É mesmo incrível o que podemos produzir com a linguagem. Noam Chomsky, lingüista americano, inventou uma frase para demonstrar que é possível proferir uma sentença perfeitamente gramatical e, contudo, não ter sentido. Leia atentamente a sentença de Chomsky[8]: “Incolores idéias verdes dormem furiosamente.” [Coloress green ideas sleep furyosly].

Essa curiosa sentença declarativa não fere nenhuma regra sintática. Entretanto, é uma sentença absurda. A palavra ‘absurdo’ quer dizer: “que se opõe à razão e ao bom senso; que é destituído de sentido, de racionalidade.” [9] Uma idéia não sangra, não ocupa lugar no espaço, não reflete a luz, não tem cor (mesmo que tivesse cor, como entender algo que é ao mesmo tempo incolor e verde?). Uma idéia não dorme, posto que dormir é um atributo específico de determinados seres animados e não de entidades abstratas.

Para Wittigenstein, podemos falar o absurdo, uma vez que a língua nos oferece a condição para combinar palavras com significados incompatíveis (como observamos no exemplo de Chomsky). Todavia, não podemos pensar o absurdo. Palavras incompatíveis combinadas em uma sentença. Nos paralisam. O pensamento trava em uma busca impossível de associar algum significado.

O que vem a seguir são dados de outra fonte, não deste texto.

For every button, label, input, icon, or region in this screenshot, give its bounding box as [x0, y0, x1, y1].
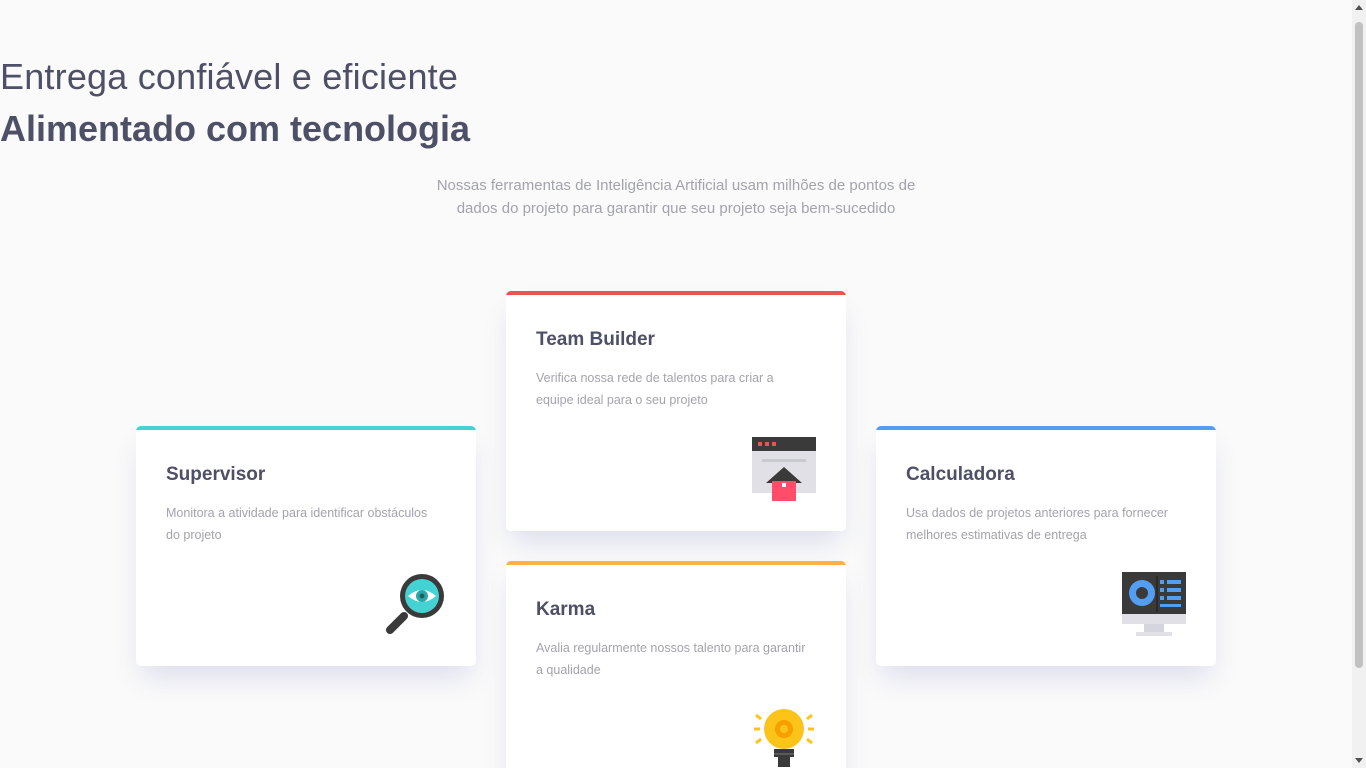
hero-title-light: Entrega confiável e eficiente: [0, 56, 459, 97]
card-team-builder: Team Builder Verifica nossa rede de tale…: [506, 291, 846, 531]
page: Entrega confiável e eficiente Alimentado…: [0, 0, 1366, 768]
scrollbar-thumb[interactable]: [1355, 22, 1363, 668]
scroll-down-arrow-icon[interactable]: [1355, 758, 1363, 763]
team-builder-window-icon: [752, 437, 816, 501]
card-description: Avalia regularmente nossos talento para …: [536, 641, 806, 677]
card-description: Usa dados de projetos anteriores para fo…: [906, 506, 1168, 542]
card-description: Verifica nossa rede de talentos para cri…: [536, 371, 774, 407]
card-accent-bar: [506, 561, 846, 565]
hero-subtitle: Nossas ferramentas de Inteligência Artif…: [436, 177, 916, 217]
lightbulb-icon: [752, 707, 816, 768]
monitor-dashboard-icon: [1122, 572, 1186, 636]
card-supervisor: Supervisor Monitora a atividade para ide…: [136, 426, 476, 666]
magnifier-eye-icon: [382, 572, 446, 636]
card-title: Karma: [536, 599, 596, 620]
card-accent-bar: [506, 291, 846, 295]
card-title: Calculadora: [906, 464, 1015, 485]
card-description: Monitora a atividade para identificar ob…: [166, 506, 428, 542]
card-karma: Karma Avalia regularmente nossos talento…: [506, 561, 846, 768]
card-accent-bar: [876, 426, 1216, 430]
card-accent-bar: [136, 426, 476, 430]
vertical-scrollbar[interactable]: [1352, 0, 1366, 768]
card-calculadora: Calculadora Usa dados de projetos anteri…: [876, 426, 1216, 666]
card-title: Team Builder: [536, 329, 655, 350]
hero-title-bold: Alimentado com tecnologia: [0, 108, 471, 149]
scroll-up-arrow-icon[interactable]: [1355, 5, 1363, 10]
card-title: Supervisor: [166, 464, 266, 485]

Ora, mais absurdo do que uma sentença ser absurda é surgir uma área do conhecimento humano que se ocupe do conteúdo da sentença como se tais significados tivessem estatuto ontológico (em filosofia, “ontológico” é uma palavra que se refere às coisas que pertencem à realidade).

Para esclarecer o que acaba de ser dito no parágrafo anterior, suponha que duas pessoas estejam discutindo seriamente sobre a seguinte questão: como é possível que idéias verdes durmam furiosamente e não tranquilamente? Para começar, alguém argumentaria, o fator preponderante para as idéias verdes dormirem furiosamente é que na realidade elas são azuis e não verdes, como imaginavam os teóricos de outrora. Outros pensadores, achando tal assunto muito interessante (pois parece profundo), poderiam argumentar que nem todas as idéias verdes de fato dormem furiosamente. Às vezes elas dormem acordadas; por exemplo, quando ocorre o fenômeno verdinoso (o fenômeno verdinoso é a passagem trans-fenômenológica que permite às idéias verdes passarem do verde oliva ao verde musgo).

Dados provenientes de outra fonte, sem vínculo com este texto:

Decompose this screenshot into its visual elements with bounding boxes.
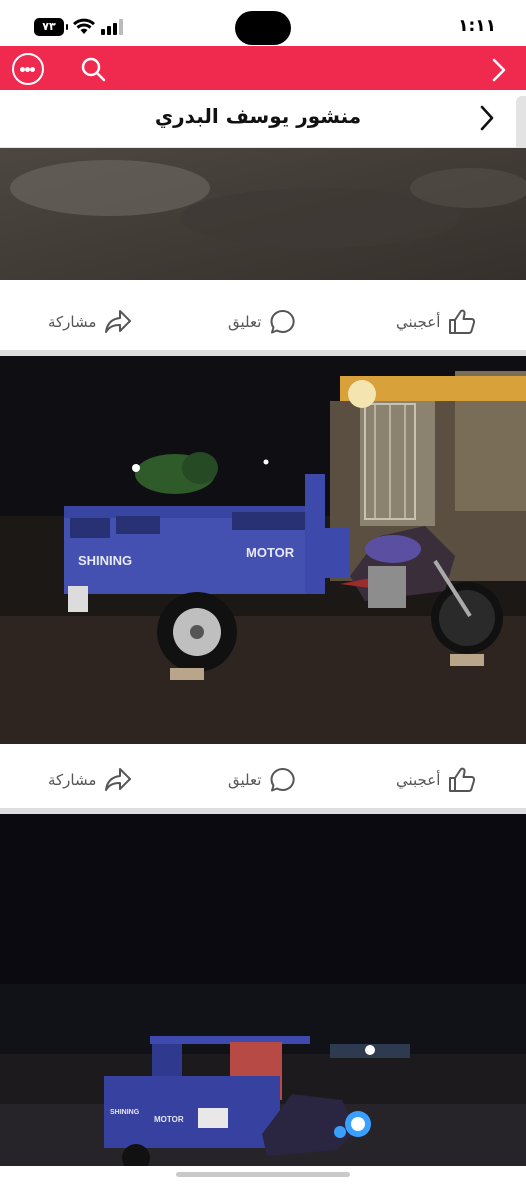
share-button[interactable]: مشاركة [48, 768, 132, 792]
signal-icon [101, 19, 123, 35]
more-options-button[interactable] [12, 53, 44, 85]
like-label: أعجبني [396, 771, 441, 789]
wifi-icon [73, 18, 95, 34]
photo-1-image [0, 148, 526, 280]
photo-2-image: SHINING MOTOR [0, 356, 526, 750]
comment-button[interactable]: تعليق [228, 309, 297, 334]
comment-label: تعليق [228, 313, 262, 331]
post-photo-1[interactable] [0, 148, 526, 280]
share-label: مشاركة [48, 313, 97, 331]
share-button[interactable]: مشاركة [48, 310, 132, 334]
comment-icon [271, 309, 296, 334]
page-title: منشور يوسف البدري [154, 104, 362, 128]
status-bar: ٧٣ ١:١١ [0, 0, 526, 46]
thumbs-up-icon [449, 309, 476, 334]
comment-icon [271, 767, 296, 792]
cart-brand-right: MOTOR [246, 545, 295, 560]
like-button[interactable]: أعجبني [396, 309, 476, 334]
share-label: مشاركة [48, 771, 97, 789]
share-icon [105, 768, 132, 791]
title-bar: منشور يوسف البدري [0, 90, 526, 148]
comment-button[interactable]: تعليق [228, 767, 297, 792]
battery-indicator: ٧٣ [34, 18, 68, 36]
post-photo-2[interactable]: SHINING MOTOR [0, 356, 526, 750]
photo-3-image: SHINING MOTOR [0, 814, 526, 1166]
cart-brand-left: SHINING [110, 1109, 140, 1116]
like-label: أعجبني [396, 313, 441, 331]
home-indicator [176, 1172, 350, 1177]
post-photo-3[interactable]: SHINING MOTOR [0, 814, 526, 1166]
back-chevron-icon[interactable] [492, 58, 506, 82]
cart-brand-right: MOTOR [154, 1115, 184, 1124]
status-time: ١:١١ [458, 16, 496, 36]
dynamic-island [235, 11, 291, 45]
share-icon [105, 310, 132, 333]
thumbs-up-icon [449, 767, 476, 792]
search-icon[interactable] [80, 56, 106, 82]
comment-label: تعليق [228, 771, 262, 789]
like-button[interactable]: أعجبني [396, 767, 476, 792]
cart-brand-left: SHINING [78, 553, 132, 568]
post-actions-2: أعجبني تعليق مشاركة [0, 744, 526, 814]
app-bar [0, 46, 526, 90]
post-actions-1: أعجبني تعليق مشاركة [0, 286, 526, 356]
chevron-right-icon[interactable] [480, 105, 494, 131]
more-dot [30, 67, 35, 72]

É preciso uma boa dose de imaginação para levar absurdos a sério. Mas, infelizmente, surgiu no século XX uma moda intelectual chamada de ‘pós-modernismo’, que considerou o absurdo como algo muito profundo. Essa corrente filosófica se caracteriza por rejeitar a noção de verdade, desprezar os fatos e defender um relativismo epistemológico extremo.

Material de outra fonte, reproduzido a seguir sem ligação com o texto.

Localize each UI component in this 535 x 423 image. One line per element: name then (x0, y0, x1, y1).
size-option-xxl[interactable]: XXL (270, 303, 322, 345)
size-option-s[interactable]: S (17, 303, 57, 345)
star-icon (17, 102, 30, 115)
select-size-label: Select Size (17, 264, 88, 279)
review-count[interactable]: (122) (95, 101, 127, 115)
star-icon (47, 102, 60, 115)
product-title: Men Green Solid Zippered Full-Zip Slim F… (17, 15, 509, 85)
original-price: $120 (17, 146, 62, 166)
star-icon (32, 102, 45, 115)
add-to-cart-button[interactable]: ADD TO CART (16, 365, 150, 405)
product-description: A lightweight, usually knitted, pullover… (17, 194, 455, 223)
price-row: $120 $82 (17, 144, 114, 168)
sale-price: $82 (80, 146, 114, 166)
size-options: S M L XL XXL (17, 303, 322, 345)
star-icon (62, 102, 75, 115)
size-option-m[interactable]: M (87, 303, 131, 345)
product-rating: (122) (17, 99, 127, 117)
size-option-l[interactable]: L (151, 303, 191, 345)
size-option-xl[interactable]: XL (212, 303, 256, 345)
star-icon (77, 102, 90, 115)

Em 1996[10], cansado do monte de asneiras que o pós-modernismo diz sem dizer nada, o físico Alan Sokal, professor da Universidade de New York, resolveu demonstrar o absurdo dessa corrente.

Na época, uma revista gozava de grande prestígio nas ciências sociais e Humanidades, a Social Text, e era um dos veículos de divulgação do pensamento pós-moderno. Alan Sokal, então, enviou um artigo “pós-moderno” para à apreciação da revista. O artigo, era uma caricatura, uma farsa. O objetivo de Sokal era demonstrar que qualquer amontoado de sentenças sem sentido seria considerado uma obra-prima para os pós-modernos, principalmente vinda de um físico. O que os editores da Social Text não imaginavam é que se tratava de um presente de grego.

Tudo no artigo era sem sentido, um completo absurdo, como queria seu autor. Para começar o título: “Transgredindo as Fronteiras: Em direção a uma Hermenêutica Transformativa da Gravitação Quântica.”

O artigo-piada foi publicado pela Social Text. E o pior: em uma edição especial. Logo após a publicação, Sokal revelou a farsa. O caso se tornou um escândalo: como uma revista tão importante na área de Humanas poderia ter publicado um lixo como o artigo de Sokal? Geralmente as revistas científicas são extremamente criteriosas. Nada parecido aconteceu com revistas da área de biológicas, como a Nature ou Science. Os principais veículos de comunicação do mundo, como o francês Le Monde, o americano The New York Times e o britânico Harold Tribune, noticiaram a vergonha da Social Text ao publicar um embuste.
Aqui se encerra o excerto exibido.